A Witness When the Berlin Wall Came Down

Professor Hope M. Harrison, who was in the city during the fall of the Berlin Wall in 1989, now studies the way it is remembered.

November 18, 2019

GW Professor Hope Harrison, then a graduate student, visited the Berlin Wall at the time of its historic fall.

GW Professor Hope Harrison, then a graduate student, visited the Berlin Wall at the time of its historic fall. (Courtesy Hope M. Harrison)

By Ruth Steinhardt

Hope M. Harrison was a graduate student writing her doctoral thesis on the building of the Berlin Wall when the city of West Berlin invited her and other young scholars to visit in November 1989. But on her connecting flight from Frankfurt to West Berlin, she saw her fellow passengers reading headlines that would change the course of her scholarship—and of history.

“I looked around and saw everyone reading newspapers with banner headlines that said, ‘Die Mauer ist offen,’ or ‘The Wall is open,’” said Dr. Harrison, now an associate professor of history and international affairs at the George Washington University. “I wondered, ‘Is my German not as good as I think it is? What is going on?’”

Then the intercom clicked, and the pilot made an announcement.

“Ladies and gentlemen: In case you haven’t heard, the Berlin Wall fell last night, and we are flying into history!”

Thirty years later, Dr. Harrison is a prolific scholar of the wall and its legacy. Her latest book, “After the Berlin Wall: Memory and the Making of the New Germany, 1989 to the Present,” published by Cambridge University Press, examines the ways Germany has grappled with the history and legacy of the Berlin Wall since its destruction.

“Germany is always careful to say that it doesn’t presume to serve as a model for others,” she said, while noting that Germany has confronted and atoned for the atrocities of the Holocaust in a comprehensive way. “But there’s no question that it is a model for how a country really forthrightly confronts the difficult parts of its past.”

In the chaotic days immediately after the fall of the Berlin Wall, thousands and then millions of East German citizens flooded into the city. Dr. Harrison watched in awe as a bulldozer removed a section of the wall at Potsdamer Platz, opening a path for East Germans to drive or walk through. West Germans showered the new arrivals with hugs, flowers, money and sparkling wine. Grocery trucks camped at breaks in the wall, distributing free bananas and coffee—neither of which was easy to come by in East Berlin.

“Everyone was cheering and/or crying tears of joy,” Dr. Harrison said.

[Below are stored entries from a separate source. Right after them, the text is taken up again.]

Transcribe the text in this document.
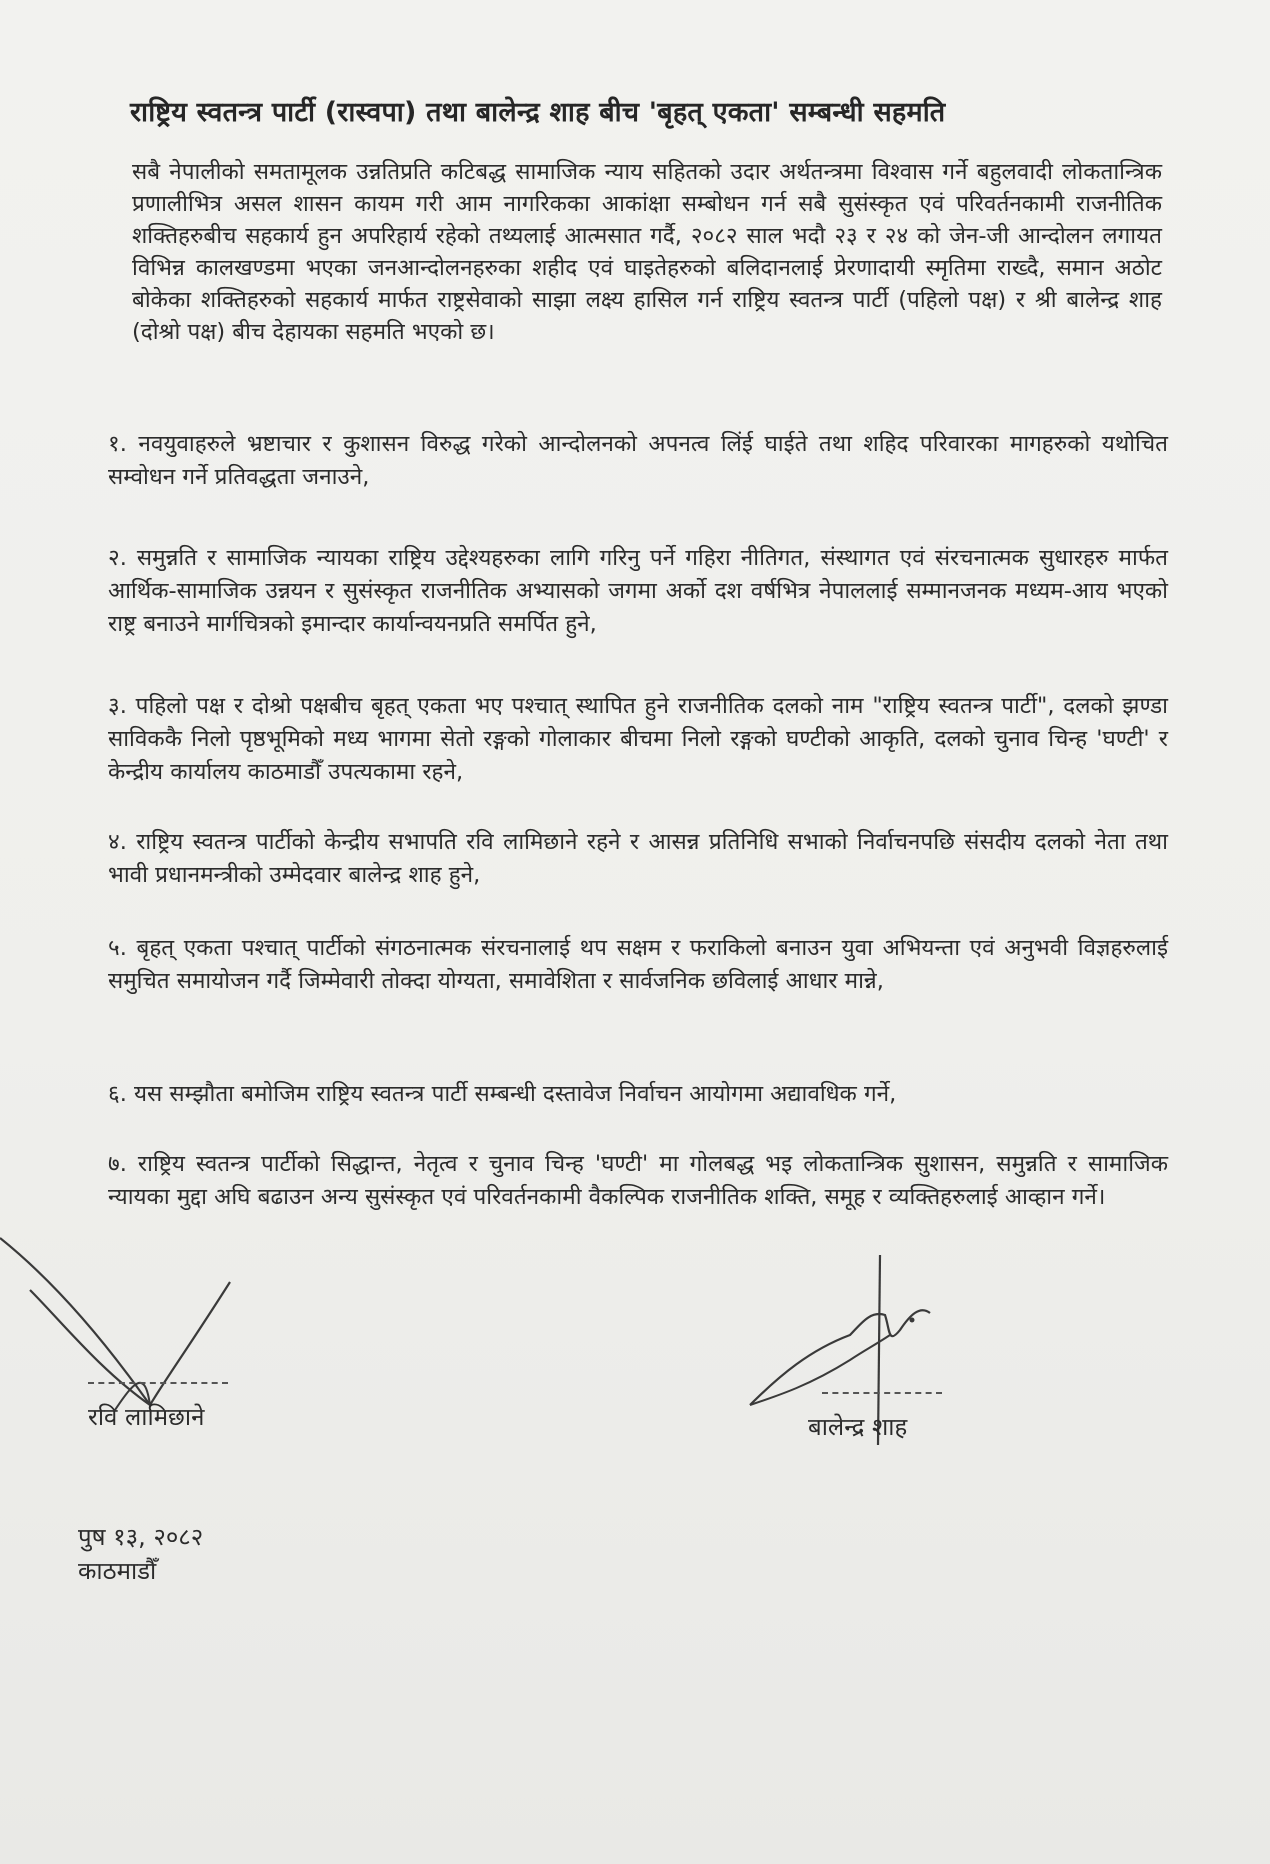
राष्ट्रिय स्वतन्त्र पार्टी (रास्वपा) तथा बालेन्द्र शाह बीच 'बृहत् एकता' सम्बन्धी सहमति
सबै नेपालीको समतामूलक उन्नतिप्रति कटिबद्ध सामाजिक न्याय सहितको उदार अर्थतन्त्रमा विश्वास गर्ने बहुलवादी लोकतान्त्रिक प्रणालीभित्र असल शासन कायम गरी आम नागरिकका आकांक्षा सम्बोधन गर्न सबै सुसंस्कृत एवं परिवर्तनकामी राजनीतिक शक्तिहरुबीच सहकार्य हुन अपरिहार्य रहेको तथ्यलाई आत्मसात गर्दै, २०८२ साल भदौ २३ र २४ को जेन-जी आन्दोलन लगायत विभिन्न कालखण्डमा भएका जनआन्दोलनहरुका शहीद एवं घाइतेहरुको बलिदानलाई प्रेरणादायी स्मृतिमा राख्दै, समान अठोट बोकेका शक्तिहरुको सहकार्य मार्फत राष्ट्रसेवाको साझा लक्ष्य हासिल गर्न राष्ट्रिय स्वतन्त्र पार्टी (पहिलो पक्ष) र श्री बालेन्द्र शाह (दोश्रो पक्ष) बीच देहायका सहमति भएको छ।
१. नवयुवाहरुले भ्रष्टाचार र कुशासन विरुद्ध गरेको आन्दोलनको अपनत्व लिंई घाईते तथा शहिद परिवारका मागहरुको यथोचित सम्वोधन गर्ने प्रतिवद्धता जनाउने,
२. समुन्नति र सामाजिक न्यायका राष्ट्रिय उद्देश्यहरुका लागि गरिनु पर्ने गहिरा नीतिगत, संस्थागत एवं संरचनात्मक सुधारहरु मार्फत आर्थिक-सामाजिक उन्नयन र सुसंस्कृत राजनीतिक अभ्यासको जगमा अर्को दश वर्षभित्र नेपाललाई सम्मानजनक मध्यम-आय भएको राष्ट्र बनाउने मार्गचित्रको इमान्दार कार्यान्वयनप्रति समर्पित हुने,
३. पहिलो पक्ष र दोश्रो पक्षबीच बृहत् एकता भए पश्चात् स्थापित हुने राजनीतिक दलको नाम "राष्ट्रिय स्वतन्त्र पार्टी", दलको झण्डा साविककै निलो पृष्ठभूमिको मध्य भागमा सेतो रङ्गको गोलाकार बीचमा निलो रङ्गको घण्टीको आकृति, दलको चुनाव चिन्ह 'घण्टी' र केन्द्रीय कार्यालय काठमाडौँ उपत्यकामा रहने,
४. राष्ट्रिय स्वतन्त्र पार्टीको केन्द्रीय सभापति रवि लामिछाने रहने र आसन्न प्रतिनिधि सभाको निर्वाचनपछि संसदीय दलको नेता तथा भावी प्रधानमन्त्रीको उम्मेदवार बालेन्द्र शाह हुने,
५. बृहत् एकता पश्चात् पार्टीको संगठनात्मक संरचनालाई थप सक्षम र फराकिलो बनाउन युवा अभियन्ता एवं अनुभवी विज्ञहरुलाई समुचित समायोजन गर्दै जिम्मेवारी तोक्दा योग्यता, समावेशिता र सार्वजनिक छविलाई आधार मान्ने,
६. यस सम्झौता बमोजिम राष्ट्रिय स्वतन्त्र पार्टी सम्बन्धी दस्तावेज निर्वाचन आयोगमा अद्यावधिक गर्ने,
७. राष्ट्रिय स्वतन्त्र पार्टीको सिद्धान्त, नेतृत्व र चुनाव चिन्ह 'घण्टी' मा गोलबद्ध भइ लोकतान्त्रिक सुशासन, समुन्नति र सामाजिक न्यायका मुद्दा अघि बढाउन अन्य सुसंस्कृत एवं परिवर्तनकामी वैकल्पिक राजनीतिक शक्ति, समूह र व्यक्तिहरुलाई आव्हान गर्ने।
रवि लामिछाने	बालेन्द्र शाह
पुष १३, २०८२
काठमाडौँ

Given the generally elated atmosphere, it was perhaps unsurprising that East Germans voted overwhelmingly, in 1990, to fast-track reunification with their Western counterparts. But the legacy of that reunification has become fraught in the intervening decades. Some surveys suggest that the majority of East Germans now believe the process was a failure.

“Germans and others at the time didn’t realize what a complicated transition it was going to be from communism to democracy and capitalism, and that was and is true in other former communist  states as well,” Dr. Harrison said. “There are ways in which the East still lags behind, psychological divisions between East and West Germans, and some East Germans feel they are second class citizens.”

Public narrative related to the history of the Berlin Wall has been affected by what Dr. Harrison calls “memory activists”—the politicians, scholars, activists and others who helped shape public memory of the Berlin Wall. That includes clergy, artists, and the families of those who lost their lives in the “death strip” and at other points along the border. And, perhaps unexpectedly, it includes those who enforced the violence there.

“Thirty years after the fall of the wall, Germans are still grappling with the traumatic effect it had on individuals and society as a whole, and that includes many of the young East German border soldiers who served there,” said Dr. Harrison, who interviewed some of those guards for her book. “Some of them have testified to essentially still being traumatized by their experience serving at the border, whether they tried to apprehend someone, or if they shot someone, or actually killed someone. This remains, for some of them, a really difficult history.”

Directly confronting atrocity and listening to a variety of voices is part of creating a more just society, Dr. Harrison said. She cited the National Memorial for Peace and Justice, which memorializes victims of American lynching, as a U.S. equivalent.

“How a country looks at its past is intimately connected to how that country and its citizens are thinking about themselves now,” Dr. Harrison said. “We try to define our history based on who we want to be now and in the future.”

She still remembers the excitement of those days in 1989, even as she feels the distance between that and the current political atmosphere.

“It’s strange to look back at it now, when so many walls are going up,” Dr. Harrison said. “As a historian I feel that there are big pendulum shifts in history, and in 1989 the pendulum was swinging toward democracy. Many  thought, ‘This is it! Everything’s going to be great and peaceful!’ And now, 30 years later, the pendulum is swinging the other way in many places. It’s like looking back at another time—what feels like a happier time, and certainly a more open time.”